Many income protection insurance policies allow you to increase your coverage amount if your income rises, without the need for additional underwriting or medical examinations. This feature, sometimes called a 'guaranteed insurability option,' ensures that your coverage keeps pace with your increasing income and financial obligations.

The maximum age to purchase critical illness insurance varies depending on the insurer and the specific policy. While some insurers may offer critical illness insurance up to age 70 or beyond, others may have lower age limits. It's essential to check with insurers to determine their age eligibility criteria for purchasing critical illness insurance.

Whether you can get critical illness insurance if you have pre-existing conditions depends on the insurer's underwriting guidelines and the specific medical conditions. Some insurers may offer coverage with exclusions for pre-existing conditions, while others may decline coverage altogether. It's essential to disclose any pre-existing conditions when applying for critical illness insurance and discuss your options with insurers.

While health insurance provides coverage for medical expenses, critical illness insurance offers financial protection for broader expenses associated with a serious illness, such as lost income, household bills, and lifestyle changes. Critical illness insurance complements health insurance by providing additional financial support during a challenging time, ensuring that you can focus on recovery without worrying about financial burdens.

If you don't make a claim on your critical illness insurance during the policy term, you won't receive a benefit payout. However, having critical illness insurance provides peace of mind knowing that you're financially protected if you're diagnosed with a covered critical illness during the policy term. It's a form of financial preparation for unexpected events and offers valuable protection for you and your family.

If you outlive your critical illness insurance policy and don't make a claim for a covered critical illness during the policy term, the coverage will expire, and you won't receive a benefit payout. Critical illness insurance provides financial protection for a specific period, typically until a specified age or policy term, and offers peace of mind knowing that you're prepared for the unexpected.

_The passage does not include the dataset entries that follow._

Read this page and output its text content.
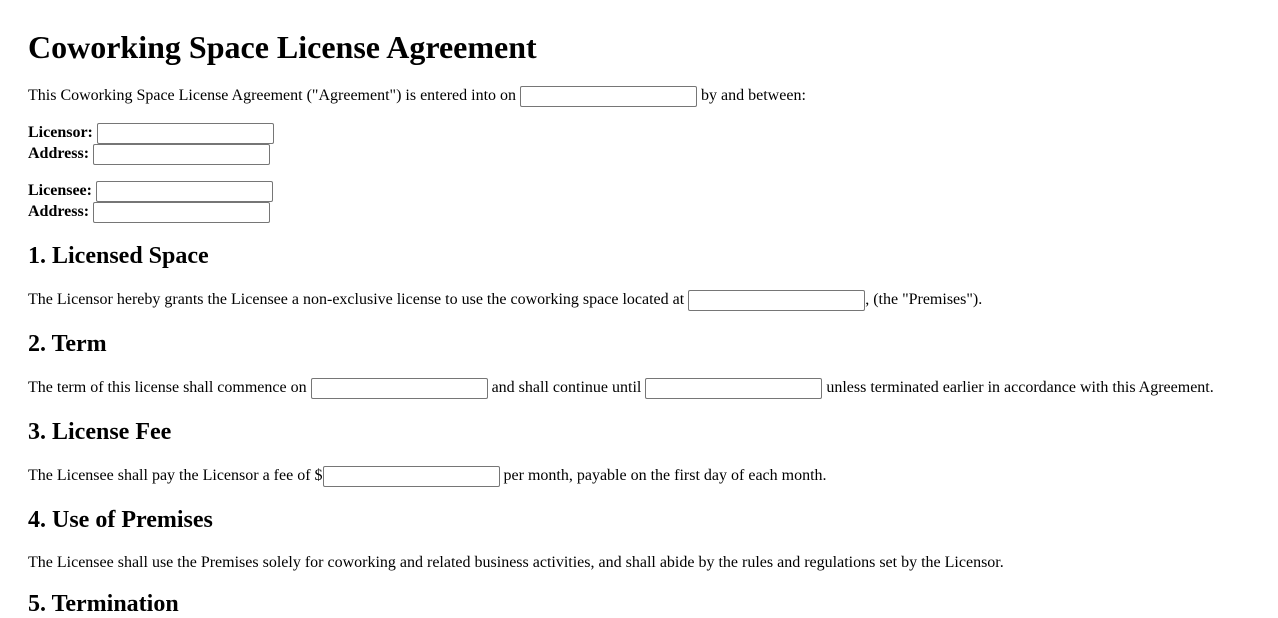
Coworking Space License Agreement
This Coworking Space License Agreement ("Agreement") is entered into on	by and between:
Licensor:
Address:
Licensee:
Address:
1. Licensed Space
The Licensor hereby grants the Licensee a non-exclusive license to use the coworking space located at	, (the "Premises").
2. Term
The term of this license shall commence on	and shall continue until	unless terminated earlier in accordance with this Agreement.
3. License Fee
The Licensee shall pay the Licensor a fee of $	per month, payable on the first day of each month.
4. Use of Premises
The Licensee shall use the Premises solely for coworking and related business activities, and shall abide by the rules and regulations set by the Licensor.
5. Termination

Yes, many insurers offer optional riders or add-ons that you can add to your critical illness insurance policy for enhanced coverage. Common riders may include waiver of premium, which waives future premium payments if you become disabled, or return of premium, which refunds a portion of your premiums if you don't make a claim during the policy term. It's essential to review available riders with insurers to customise your coverage to meet your specific needs.

To make a claim on your critical illness insurance policy, you'll need to notify your insurer of your diagnosis and submit a claim form along with any required medical documentation, such as medical reports, test results, and physician statements. Once your claim is reviewed and approved by the insurer, you'll receive the lump sum benefit payment, which you can use to cover medical expenses, living costs, or other financial needs during your recovery.

As we age, the likelihood of encountering health complications increases for us all. In the event that you develop a severe medical condition, critical illness protection can assist with the expenses of crucial bills – enabling you to concentrate on recuperation or adjusting to your new health circumstance.

The typical expense of a Critical Illness protection policy will fluctuate based on aspects such as your age and medical background. As per our investigation, you can secure a policy starting from as low as £8 (for a non-smoking 21-year-old individual).

The most prevalent critical illnesses in the UK are cancer, cardiac arrest, and cerebrovascular accident (stroke).

Cancer is one of the primary causes for critical illness insurance claims in the UK. Cancer constitutes over 80% of critical illness cover claims for females and about 45% of critical illness claims for males.